E, surpreendentemente, os documentos estudados traçam o retrato físico e moral de uma Instituição que, mantendo ainda os traços simbólicos fundacionais de Ordem Religiosa e Militar, havia abandonado já qualquer veleidade de vocação castrense, como nitidamente se documenta pela exiguidade dos efectivos, vetustez da palamenta militar e degradação, ou mesmo ruína, das respectivas fortificações, já em pleno período pirobalístico.

Esta obra descreve com rigoroso pormenor um senhorio relativamente modesto, a sua demografia, o que cultivava e como, quanto rendia e como se distribuíam as rendas. Mas também as circunstâncias políticas advenientes do testamento do Príncipe Perfeito, que uma vez impossibilitada a legitimação do seu filho natural D. Jorge, e sua subsequente e projectada integração na linha sucessória do trono Português, aconselhavam o monarca a tomar providências em relação ao estatuto futuro deste seu filho natural.

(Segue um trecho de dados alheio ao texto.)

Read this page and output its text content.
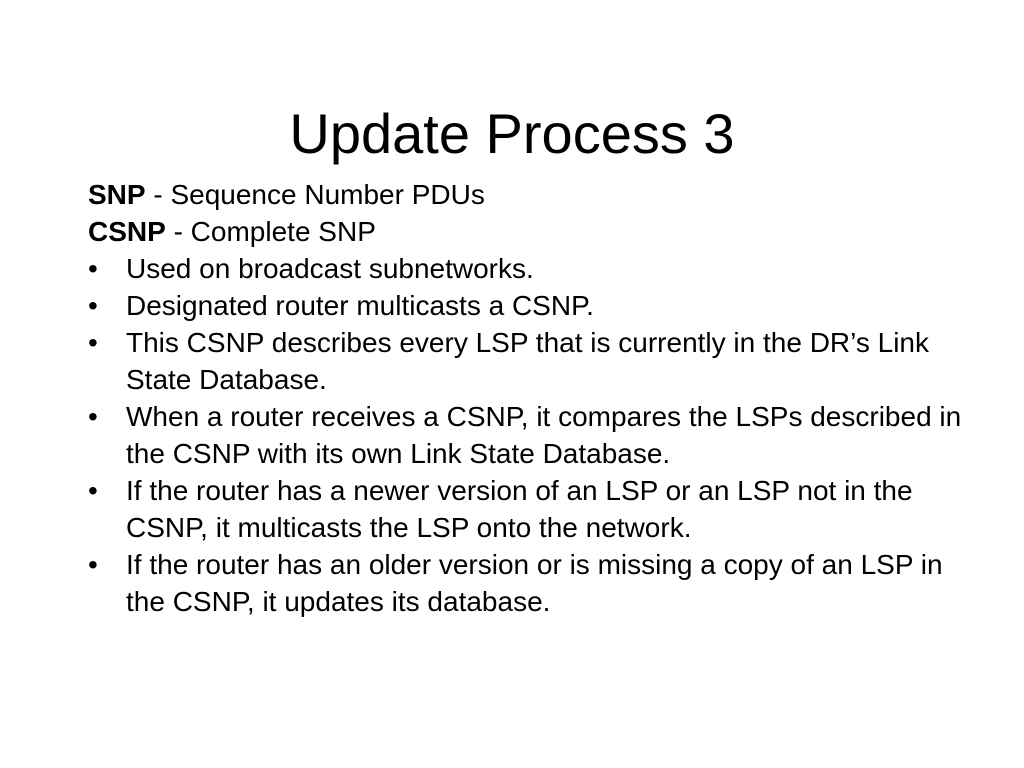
Update Process 3

SNP - Sequence Number PDUs

CSNP - Complete SNP

• Used on broadcast subnetworks.
• Designated router multicasts a CSNP.
• This CSNP describes every LSP that is currently in the DR’s Link State Database.
• When a router receives a CSNP, it compares the LSPs described in the CSNP with its own Link State Database.
• If the router has a newer version of an LSP or an LSP not in the CSNP, it multicasts the LSP onto the network.
• If the router has an older version or is missing a copy of an LSP in the CSNP, it updates its database.
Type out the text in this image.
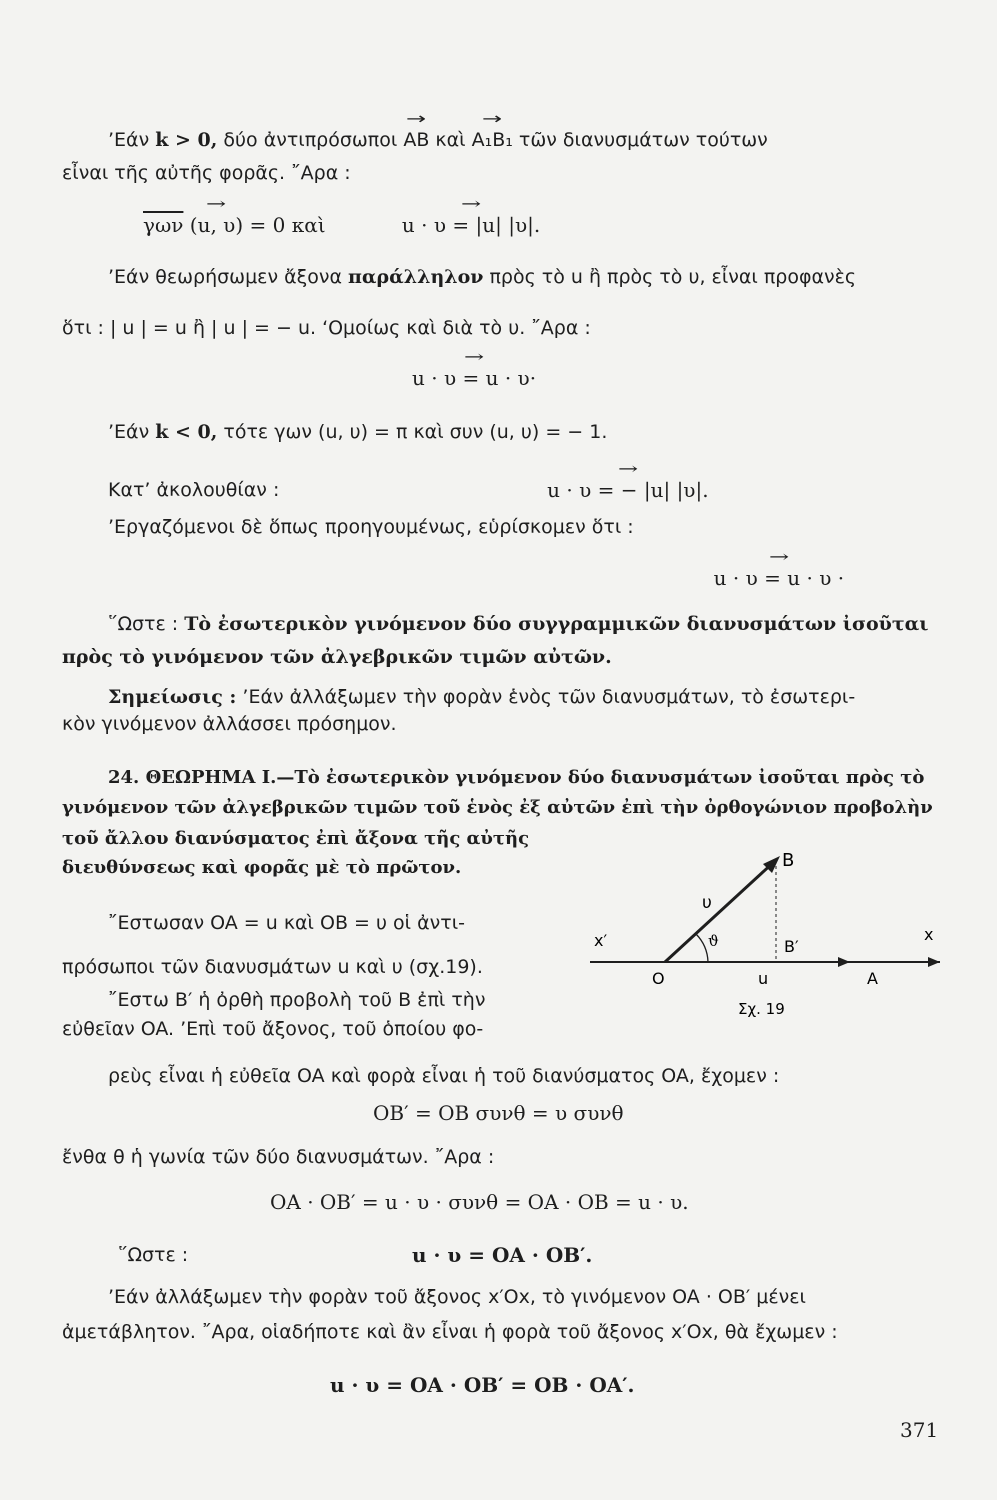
’Εάν k > 0, δύο ἀντιπρόσωποι → AB καὶ → A₁B₁ τῶν διανυσμάτων τούτων
εἶναι τῆς αὐτῆς φορᾶς. ῎Αρα :
$\overline{\gamma\omega\nu} \to (u$, υ) = 0 καὶ	→ u · υ = |u| |υ|.
’Εάν θεωρήσωμεν ἄξονα παράλληλον πρὸς τὸ u ἢ πρὸς τὸ υ, εἶναι προφανὲς
ὅτι : | u | = u ἢ | u | = − u. ‘Ομοίως καὶ διὰ τὸ υ. ῎Αρα :
→ u · υ = u · υ·
’Εάν k < 0, τότε γων (u, υ) = π καὶ συν (u, υ) = − 1.
Κατ’ ἀκολουθίαν :	→ u · υ = − |u| |υ|.
’Εργαζόμενοι δὲ ὅπως προηγουμένως, εὑρίσκομεν ὅτι :
→ u · υ = u · υ ·
῞Ωστε : Τὸ ἐσωτερικὸν γινόμενον δύο συγγραμμικῶν διανυσμάτων ἰσοῦται
πρὸς τὸ γινόμενον τῶν ἀλγεβρικῶν τιμῶν αὐτῶν.
Σημείωσις : ’Εάν ἀλλάξωμεν τὴν φορὰν ἑνὸς τῶν διανυσμάτων, τὸ ἐσωτερι-
κὸν γινόμενον ἀλλάσσει πρόσημον.
24. ΘΕΩΡΗΜΑ Ι.—Τὸ ἐσωτερικὸν γινόμενον δύο διανυσμάτων ἰσοῦται πρὸς τὸ
γινόμενον τῶν ἀλγεβρικῶν τιμῶν τοῦ ἑνὸς ἐξ αὐτῶν ἐπὶ τὴν ὀρθογώνιον προβολὴν
τοῦ ἄλλου διανύσματος ἐπὶ ἄξονα τῆς αὐτῆς
διευθύνσεως καὶ φορᾶς μὲ τὸ πρῶτον.
῎Εστωσαν OA = u καὶ OB = υ οἱ ἀντι-
πρόσωποι τῶν διανυσμάτων u καὶ υ (σχ.19).
῎Εστω B′ ἡ ὀρθὴ προβολὴ τοῦ B ἐπὶ τὴν
εὐθεῖαν OA. ’Επὶ τοῦ ἄξονος, τοῦ ὁποίου φο-
ρεὺς εἶναι ἡ εὐθεῖα OA καὶ φορὰ εἶναι ἡ τοῦ διανύσματος OA, ἔχομεν :
OB′ = OB συνθ = υ συνθ
ἔνθα θ ἡ γωνία τῶν δύο διανυσμάτων. ῎Αρα :
OA · OB′ = u · υ · συνθ = OA · OB = u · υ.
῞Ωστε :	u · υ = OA · OB′.
’Εάν ἀλλάξωμεν τὴν φορὰν τοῦ ἄξονος x′Ox, τὸ γινόμενον OA · OB′ μένει
ἀμετάβλητον. ῎Αρα, οἱαδήποτε καὶ ἂν εἶναι ἡ φορὰ τοῦ ἄξονος x′Ox, θὰ ἔχωμεν :
u · υ = OA · OB′ = OB · OA′.
B
υ
ϑ	B′
x′	x
O	u	A
Σχ. 19
371
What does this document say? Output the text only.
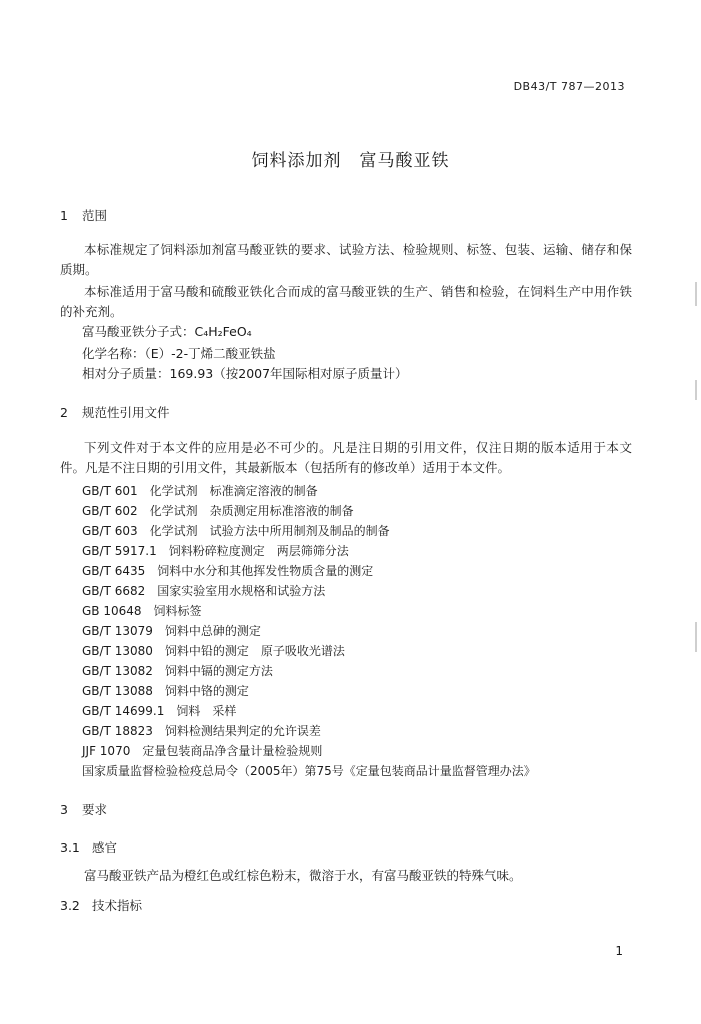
DB43/T 787—2013
饲料添加剂　富马酸亚铁
1 范围
本标准规定了饲料添加剂富马酸亚铁的要求、试验方法、检验规则、标签、包装、运输、储存和保质期。
本标准适用于富马酸和硫酸亚铁化合而成的富马酸亚铁的生产、销售和检验，在饲料生产中用作铁的补充剂。
富马酸亚铁分子式：C₄H₂FeO₄
化学名称：（E）-2-丁烯二酸亚铁盐
相对分子质量：169.93（按2007年国际相对原子质量计）
2 规范性引用文件
下列文件对于本文件的应用是必不可少的。凡是注日期的引用文件，仅注日期的版本适用于本文件。凡是不注日期的引用文件，其最新版本（包括所有的修改单）适用于本文件。
GB/T 601　 化学试剂　标准滴定溶液的制备
GB/T 602　 化学试剂　杂质测定用标准溶液的制备
GB/T 603　 化学试剂　试验方法中所用制剂及制品的制备
GB/T 5917.1　 饲料粉碎粒度测定　两层筛筛分法
GB/T 6435　 饲料中水分和其他挥发性物质含量的测定
GB/T 6682　 国家实验室用水规格和试验方法
GB 10648　 饲料标签
GB/T 13079　 饲料中总砷的测定
GB/T 13080　 饲料中铅的测定　原子吸收光谱法
GB/T 13082　 饲料中镉的测定方法
GB/T 13088　 饲料中铬的测定
GB/T 14699.1　 饲料　采样
GB/T 18823　 饲料检测结果判定的允许误差
JJF 1070　 定量包装商品净含量计量检验规则
国家质量监督检验检疫总局令（2005年）第75号《定量包装商品计量监督管理办法》
3 要求
3.1 感官
富马酸亚铁产品为橙红色或红棕色粉末，微溶于水，有富马酸亚铁的特殊气味。
3.2 技术指标
1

Precisando que a tentativa de o colocar na linha sucessória nunca se chegou a concretizar devido aos obstáculos semeados pelo esforço conjunto dos Reis Católicos, das casas Ducais de Beja- Viseu, e dos próprios Habsburgos, e descrevendo como  passava  a ser imperioso que D. João II  protegesse política e senhorialmente aquele a quem destinava o Ducado de Coimbra e os Mestrados das Ordens de Cristo, Avis e Santiago.

 

Na prática, o Senhor Dom Jorge, se o testamento régio não tivesse sido interpretado (e executado) com prudentíssima sagacidade, ter-se-ia convertido num verdadeiro contrapoder enquistado na monarquia manuelina.

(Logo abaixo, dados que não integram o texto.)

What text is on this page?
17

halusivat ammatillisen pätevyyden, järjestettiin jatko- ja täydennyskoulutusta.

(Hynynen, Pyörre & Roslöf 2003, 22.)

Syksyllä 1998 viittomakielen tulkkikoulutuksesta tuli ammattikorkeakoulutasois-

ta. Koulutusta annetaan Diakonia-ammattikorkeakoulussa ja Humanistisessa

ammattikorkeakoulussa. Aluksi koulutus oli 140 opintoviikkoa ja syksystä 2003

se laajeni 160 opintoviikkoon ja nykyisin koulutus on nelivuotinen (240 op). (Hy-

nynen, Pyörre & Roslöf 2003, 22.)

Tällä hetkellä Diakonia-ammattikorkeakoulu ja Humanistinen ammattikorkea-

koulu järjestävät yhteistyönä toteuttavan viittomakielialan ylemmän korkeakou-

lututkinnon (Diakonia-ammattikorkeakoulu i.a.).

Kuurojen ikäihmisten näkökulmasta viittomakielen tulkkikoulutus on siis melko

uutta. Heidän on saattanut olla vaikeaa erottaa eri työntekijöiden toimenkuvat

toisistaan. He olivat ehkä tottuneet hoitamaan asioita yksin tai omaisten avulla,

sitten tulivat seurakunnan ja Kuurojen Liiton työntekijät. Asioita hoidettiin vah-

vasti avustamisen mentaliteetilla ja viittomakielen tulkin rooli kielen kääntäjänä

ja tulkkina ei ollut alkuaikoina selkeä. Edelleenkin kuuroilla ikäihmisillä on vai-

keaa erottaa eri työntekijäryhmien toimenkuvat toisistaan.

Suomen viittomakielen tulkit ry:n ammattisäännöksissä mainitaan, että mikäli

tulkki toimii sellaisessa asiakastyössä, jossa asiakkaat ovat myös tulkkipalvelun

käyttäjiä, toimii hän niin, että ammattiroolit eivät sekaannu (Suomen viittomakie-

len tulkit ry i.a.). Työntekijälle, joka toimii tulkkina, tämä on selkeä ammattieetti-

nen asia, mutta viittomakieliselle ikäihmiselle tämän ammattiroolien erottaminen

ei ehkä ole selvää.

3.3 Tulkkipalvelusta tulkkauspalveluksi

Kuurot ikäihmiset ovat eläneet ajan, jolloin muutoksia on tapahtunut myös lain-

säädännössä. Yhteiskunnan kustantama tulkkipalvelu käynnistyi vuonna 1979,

Desta obra retiram-se elementos que documentam até ao mais ínfimo pormenor  a arquitectura religiosa e civil contida no património das Comendas analisadas, e dados importantes para a história agrária do seculo XVI. Finalmente, descreve-se a colonização das Ordens de Avis e Santiago pelos Furtado de Mendonça, família materna do Mestre Dom Jorge, e o alheamento da espiritualidade e práticas religiosas da Ordem Militar de Avis perante os espasmos da Reforma e contra-Reforma que, nesse preciso momento, começavam a dilacerar a Europa.